Explicit water models for simulating the internal hydration of proteins are considered to be well-developed, but models for divalent ions and nucleic acids may require improvement. For multisubunit RNAPs, a detailed model for hydration/dehydration functions in trigger loop opening/closing might provide insight into catalysis and fidelity. So far, it appears that water must be highly ordered and in some places specifically excluded in a closed trigger loop RNAP TEC. It should be stressed here that experimental tools to understand the specific roles of solvent in enzyme reactions are very limited and should be improved. Ordered water may be very important in deprotonating the 3′-HORNA/DNA. Discrimination of ribose and deoxyribose sugars in RNAPs and DNAPs may also use water.

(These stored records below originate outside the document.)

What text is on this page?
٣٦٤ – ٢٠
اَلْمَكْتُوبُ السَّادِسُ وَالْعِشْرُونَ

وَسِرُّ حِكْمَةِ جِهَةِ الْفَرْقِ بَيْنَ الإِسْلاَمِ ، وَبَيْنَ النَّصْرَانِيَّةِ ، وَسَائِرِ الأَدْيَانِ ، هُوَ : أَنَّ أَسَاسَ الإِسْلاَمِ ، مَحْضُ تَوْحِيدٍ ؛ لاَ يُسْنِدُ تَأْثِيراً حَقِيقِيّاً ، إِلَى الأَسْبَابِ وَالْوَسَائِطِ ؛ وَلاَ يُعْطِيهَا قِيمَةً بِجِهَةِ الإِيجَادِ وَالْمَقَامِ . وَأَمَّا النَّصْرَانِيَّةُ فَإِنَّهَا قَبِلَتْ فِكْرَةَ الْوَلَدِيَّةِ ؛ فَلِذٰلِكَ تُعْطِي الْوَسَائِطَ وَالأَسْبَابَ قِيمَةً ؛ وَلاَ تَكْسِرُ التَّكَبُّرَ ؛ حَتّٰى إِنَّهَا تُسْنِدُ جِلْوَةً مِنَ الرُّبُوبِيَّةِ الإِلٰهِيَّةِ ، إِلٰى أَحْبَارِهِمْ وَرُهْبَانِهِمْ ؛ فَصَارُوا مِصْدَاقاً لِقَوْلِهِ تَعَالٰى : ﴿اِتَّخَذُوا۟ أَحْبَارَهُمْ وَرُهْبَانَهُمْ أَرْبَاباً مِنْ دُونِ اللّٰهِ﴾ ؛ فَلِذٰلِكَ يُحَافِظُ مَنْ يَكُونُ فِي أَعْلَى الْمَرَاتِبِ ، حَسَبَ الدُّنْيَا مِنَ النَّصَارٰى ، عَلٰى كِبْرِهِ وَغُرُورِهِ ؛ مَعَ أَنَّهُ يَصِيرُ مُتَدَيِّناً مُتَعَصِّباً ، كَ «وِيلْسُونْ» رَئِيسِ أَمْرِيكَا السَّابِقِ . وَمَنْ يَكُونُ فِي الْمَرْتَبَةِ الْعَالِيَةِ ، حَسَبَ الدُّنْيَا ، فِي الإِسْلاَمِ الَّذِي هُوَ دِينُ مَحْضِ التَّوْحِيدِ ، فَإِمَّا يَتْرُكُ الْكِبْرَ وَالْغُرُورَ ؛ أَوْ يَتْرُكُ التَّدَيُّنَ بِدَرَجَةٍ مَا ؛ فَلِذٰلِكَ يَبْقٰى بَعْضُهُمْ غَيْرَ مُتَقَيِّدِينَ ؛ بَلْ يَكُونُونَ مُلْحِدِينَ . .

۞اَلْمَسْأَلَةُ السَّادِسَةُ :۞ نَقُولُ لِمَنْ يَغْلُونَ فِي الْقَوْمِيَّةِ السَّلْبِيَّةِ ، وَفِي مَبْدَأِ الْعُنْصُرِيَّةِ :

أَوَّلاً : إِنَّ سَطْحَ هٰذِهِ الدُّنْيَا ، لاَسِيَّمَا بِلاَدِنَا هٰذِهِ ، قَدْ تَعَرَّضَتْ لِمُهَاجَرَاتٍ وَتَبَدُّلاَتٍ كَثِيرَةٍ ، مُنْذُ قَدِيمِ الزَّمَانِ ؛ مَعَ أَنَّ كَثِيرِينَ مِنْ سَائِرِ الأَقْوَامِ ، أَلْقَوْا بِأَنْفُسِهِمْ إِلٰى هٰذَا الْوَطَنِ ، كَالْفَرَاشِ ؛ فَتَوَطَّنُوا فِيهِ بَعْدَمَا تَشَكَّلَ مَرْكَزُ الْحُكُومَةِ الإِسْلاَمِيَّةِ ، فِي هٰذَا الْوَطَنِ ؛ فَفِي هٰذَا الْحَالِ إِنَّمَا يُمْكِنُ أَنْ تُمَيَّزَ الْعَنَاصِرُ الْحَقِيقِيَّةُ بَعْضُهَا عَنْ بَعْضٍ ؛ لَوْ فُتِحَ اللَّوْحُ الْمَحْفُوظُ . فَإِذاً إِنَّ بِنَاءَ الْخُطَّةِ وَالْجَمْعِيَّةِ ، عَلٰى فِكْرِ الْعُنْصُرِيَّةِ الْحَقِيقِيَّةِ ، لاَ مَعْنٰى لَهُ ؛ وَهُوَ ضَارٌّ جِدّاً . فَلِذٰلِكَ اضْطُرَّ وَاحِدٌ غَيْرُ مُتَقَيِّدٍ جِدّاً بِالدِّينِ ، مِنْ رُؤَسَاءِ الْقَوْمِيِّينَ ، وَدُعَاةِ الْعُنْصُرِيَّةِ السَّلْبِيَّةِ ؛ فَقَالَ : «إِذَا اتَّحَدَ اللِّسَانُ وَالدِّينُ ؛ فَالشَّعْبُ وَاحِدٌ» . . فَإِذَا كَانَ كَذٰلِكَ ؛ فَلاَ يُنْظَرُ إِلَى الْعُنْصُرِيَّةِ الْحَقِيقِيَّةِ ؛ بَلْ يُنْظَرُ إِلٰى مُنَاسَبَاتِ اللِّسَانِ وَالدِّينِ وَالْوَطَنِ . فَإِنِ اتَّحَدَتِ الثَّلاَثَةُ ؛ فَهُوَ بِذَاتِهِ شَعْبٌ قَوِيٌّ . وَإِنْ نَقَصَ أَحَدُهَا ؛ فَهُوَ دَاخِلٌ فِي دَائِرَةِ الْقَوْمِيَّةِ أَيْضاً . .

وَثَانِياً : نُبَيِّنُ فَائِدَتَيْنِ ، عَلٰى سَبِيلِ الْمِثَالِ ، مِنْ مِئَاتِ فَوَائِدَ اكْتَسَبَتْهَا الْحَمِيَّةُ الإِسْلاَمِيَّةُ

MD simulations sample potential dynamic states of proteins. For the purposes of understanding, teaching, and experimental planning, movies of complete transcriptional processes are very helpful but, so far, these models are not fully based on MD and QC.[1b,86] In the future, complete simulations of the phosphodiester bond addition cycle based on all-atom MD and QC analyses with a cognate NTP or a noncognate NTP would be highly prized. Dynamic simulations of initiation events would also be very useful. Correlating simulations with reaction coordinate energetics and experimental kinetics should be attainable. Ultimately, of course, computational models must be challenged and/or validated by experiment to enhance their utility and reliability.

Looking Forward

Modeling the mechanism of elongation by multisubunit RNAPs presents many challenges, and in many respects this project appears to be a worst-case scenario for current all-atom MD approaches applied to core catalytic mechanisms. On the other hand, adequate solutions or partial solutions to problems with complex RNAPs push the limits and capabilities of dynamics studies. So far, dynamics approaches have strongly complemented biochemical and genetic studies, making simulations useful and interesting even if technical challenges and challenges of interpretation remain. Amino acid residues identified as making alternate atomic contacts or associated with dynamic hinges appear to be good candidates for mutagenesis and assays, indicating that MD can be strongly predictive for RNAP functional residues.[7b,32] Simulation of mutant RNAPs has been attempted,[17,18c,21] but simulations of wild-type RNAP remain incomplete and insufficient, indicating that many very expensive computations with RNAP mutant proteins may be premature. To gain the most information from RNAP mutant protein simulations, new approaches are likely to be necessary.